Una venatura di sarcasmo, un sorriso sardonico sul volto dell’interlocutore nel pronunciare le tre parole. Che poi è la stessa espressione che fa capolino quando si parla delle doti imprenditoriali di Chiara Ferragni – come se, l’italiano medio, proprio non ne volesse di prendere seriamente le professioni digitali; due foto in posa, una caption accattivante, ci vorrà mica un Master in Cattolica?
Le grandi corporation e le multinazionali sono andate oltre queste ingenuità anni addietro: hanno visto lungo sul potenziale in termini di awareness e customer experience garantito da un presidio strategico delle piattaforme social. Il problema, ad oggi, sono soprattutto le PMI: non convinte di un effettivo ritorno in termini di redditività, rimangono diffidenti nei confronti del social media marketing, soprattutto quando non orientato alle performance (l’acquisto) ma alla brand equity. Trattandosi spesso di asset intangibili – immagine di marca, reputazione, conoscenza – le PMI non vedono nei social network un catalizzatore per il business; non potendo però sottrarsi al manifestare presenza online, delegano al “cugino di turno” il compito di pubblicare foto sfocate accompagnate da copy poco probabili.
Non sanno che, di fatto, con uno (o con una scuderia di) Social Media Manager:
- Targetizzerebbero l’audience in maniera ultra-specifica, customizzando i contenuti per massimizzare l’investimento. Potrebbero rintracciare gli indecisi, quelli che hanno bisogno di una rassicurazione in più ma sono già convinti dell’acquisto, con operazioni di retargeting massiccio. Tutte le tappe del processo d’acquisto online verrebbero presidiate in ottica strategica.
- Creerebbero awareness in primo luogo, ma, soprattutto, una narrazione credibile intorno al brand, elemento chiave per emergere rispetto alla concorrenza come top-of-mind.
- Monitorerebbero il pubblico, anticiperebbero trend e tendenze d’acquisto, per acquisire un vantaggio competitivo decisivo.
- Otterrebbero dati quali/quantitativi sulle performance registrate, il sentiment del mercato in generale e dei propri acquirenti nello specifico, per correggere le strategie di comunicazione in corso d’opera e non disperdere risorse.
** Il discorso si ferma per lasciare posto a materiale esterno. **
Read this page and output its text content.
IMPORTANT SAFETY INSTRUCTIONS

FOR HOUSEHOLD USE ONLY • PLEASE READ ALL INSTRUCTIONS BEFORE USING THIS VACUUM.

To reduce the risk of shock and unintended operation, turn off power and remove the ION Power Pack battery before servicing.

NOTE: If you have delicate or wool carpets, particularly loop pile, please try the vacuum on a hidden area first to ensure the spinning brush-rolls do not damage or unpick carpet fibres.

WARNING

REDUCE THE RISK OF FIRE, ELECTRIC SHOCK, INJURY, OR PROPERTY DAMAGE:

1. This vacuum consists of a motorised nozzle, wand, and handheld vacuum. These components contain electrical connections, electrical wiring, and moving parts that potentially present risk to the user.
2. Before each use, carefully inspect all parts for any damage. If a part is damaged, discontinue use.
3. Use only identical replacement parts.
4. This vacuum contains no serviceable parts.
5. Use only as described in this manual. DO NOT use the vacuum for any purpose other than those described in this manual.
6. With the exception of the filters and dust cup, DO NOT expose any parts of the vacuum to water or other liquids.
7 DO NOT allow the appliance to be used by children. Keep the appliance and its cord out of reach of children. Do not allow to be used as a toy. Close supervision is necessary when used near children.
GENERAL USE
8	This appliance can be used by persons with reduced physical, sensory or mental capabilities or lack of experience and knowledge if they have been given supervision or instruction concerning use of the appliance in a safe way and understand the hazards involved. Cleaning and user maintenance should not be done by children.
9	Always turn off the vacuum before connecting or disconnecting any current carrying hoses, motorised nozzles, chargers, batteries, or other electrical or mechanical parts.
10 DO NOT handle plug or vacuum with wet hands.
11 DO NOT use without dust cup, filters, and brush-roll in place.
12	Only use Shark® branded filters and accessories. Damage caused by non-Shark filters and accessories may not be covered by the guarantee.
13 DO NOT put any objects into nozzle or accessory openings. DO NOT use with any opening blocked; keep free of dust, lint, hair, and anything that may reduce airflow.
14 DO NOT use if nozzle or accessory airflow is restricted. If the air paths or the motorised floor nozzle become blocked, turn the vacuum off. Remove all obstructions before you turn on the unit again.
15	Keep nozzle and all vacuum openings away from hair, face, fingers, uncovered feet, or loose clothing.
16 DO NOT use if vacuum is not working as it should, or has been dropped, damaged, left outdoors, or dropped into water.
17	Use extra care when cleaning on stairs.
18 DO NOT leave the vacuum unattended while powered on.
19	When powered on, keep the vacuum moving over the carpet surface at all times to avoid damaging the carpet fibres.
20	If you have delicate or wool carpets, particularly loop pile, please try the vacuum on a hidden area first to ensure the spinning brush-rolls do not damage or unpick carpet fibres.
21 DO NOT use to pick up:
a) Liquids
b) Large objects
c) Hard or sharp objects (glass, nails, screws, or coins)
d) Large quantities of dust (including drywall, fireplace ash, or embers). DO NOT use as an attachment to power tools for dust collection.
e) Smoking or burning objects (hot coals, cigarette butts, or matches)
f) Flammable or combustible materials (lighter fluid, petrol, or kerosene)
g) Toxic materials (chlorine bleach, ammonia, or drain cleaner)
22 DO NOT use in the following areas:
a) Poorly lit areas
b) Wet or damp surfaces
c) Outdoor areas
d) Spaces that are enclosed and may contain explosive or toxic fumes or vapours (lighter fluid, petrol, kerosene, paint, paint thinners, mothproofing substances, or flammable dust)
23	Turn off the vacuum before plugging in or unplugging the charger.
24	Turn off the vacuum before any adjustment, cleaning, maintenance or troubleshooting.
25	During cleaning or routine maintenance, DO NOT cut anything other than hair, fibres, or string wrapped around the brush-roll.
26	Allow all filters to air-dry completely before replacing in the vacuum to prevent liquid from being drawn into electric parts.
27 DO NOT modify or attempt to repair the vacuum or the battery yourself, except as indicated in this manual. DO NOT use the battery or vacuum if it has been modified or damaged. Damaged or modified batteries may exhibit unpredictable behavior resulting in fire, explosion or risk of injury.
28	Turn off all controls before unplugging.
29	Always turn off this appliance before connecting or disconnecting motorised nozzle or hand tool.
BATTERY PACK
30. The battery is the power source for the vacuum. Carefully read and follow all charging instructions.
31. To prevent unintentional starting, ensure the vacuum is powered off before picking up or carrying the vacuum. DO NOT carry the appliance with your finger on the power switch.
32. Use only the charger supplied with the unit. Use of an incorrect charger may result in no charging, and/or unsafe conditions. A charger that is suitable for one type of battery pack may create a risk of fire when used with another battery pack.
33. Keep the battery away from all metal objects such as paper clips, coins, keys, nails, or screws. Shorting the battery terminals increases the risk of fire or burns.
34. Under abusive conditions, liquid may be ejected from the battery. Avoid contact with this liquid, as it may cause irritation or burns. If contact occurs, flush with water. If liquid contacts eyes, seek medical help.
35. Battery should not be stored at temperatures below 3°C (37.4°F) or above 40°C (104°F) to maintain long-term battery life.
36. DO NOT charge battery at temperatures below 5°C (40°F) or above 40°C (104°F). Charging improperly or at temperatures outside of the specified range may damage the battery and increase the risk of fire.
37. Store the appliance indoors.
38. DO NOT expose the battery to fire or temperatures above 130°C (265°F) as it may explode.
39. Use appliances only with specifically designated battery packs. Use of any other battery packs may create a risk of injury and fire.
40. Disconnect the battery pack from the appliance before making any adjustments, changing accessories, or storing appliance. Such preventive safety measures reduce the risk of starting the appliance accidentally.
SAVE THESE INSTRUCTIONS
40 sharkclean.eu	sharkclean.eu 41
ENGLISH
- Riuscirebbero a creare una community e ad approfittare del passaparola, il primo mezzo pubblicitario per efficacia (ed anche l’unico gratuito). Individuare gli opinion leaders e concentrare su essi gli sforzi di marketing, mettendo in atto contemporaneamente attività di CRM e community management, non soltanto ottimizzerà l’investimento, ma permetterà di raggiungere gli individui più restii a fidarsi della comunicazione promozionale.
Un SMM non si limita a creare awareness: riesce nell’atto decisamente più complesso del tessere una narrativa davvero unica ed interessante; ciò è possibile, come per qualsiasi mestiere “tradizionale”, grazie a una conoscenza profonda del mezzo e a nozioni altamente specifiche – di quelle che ottieni con un Master.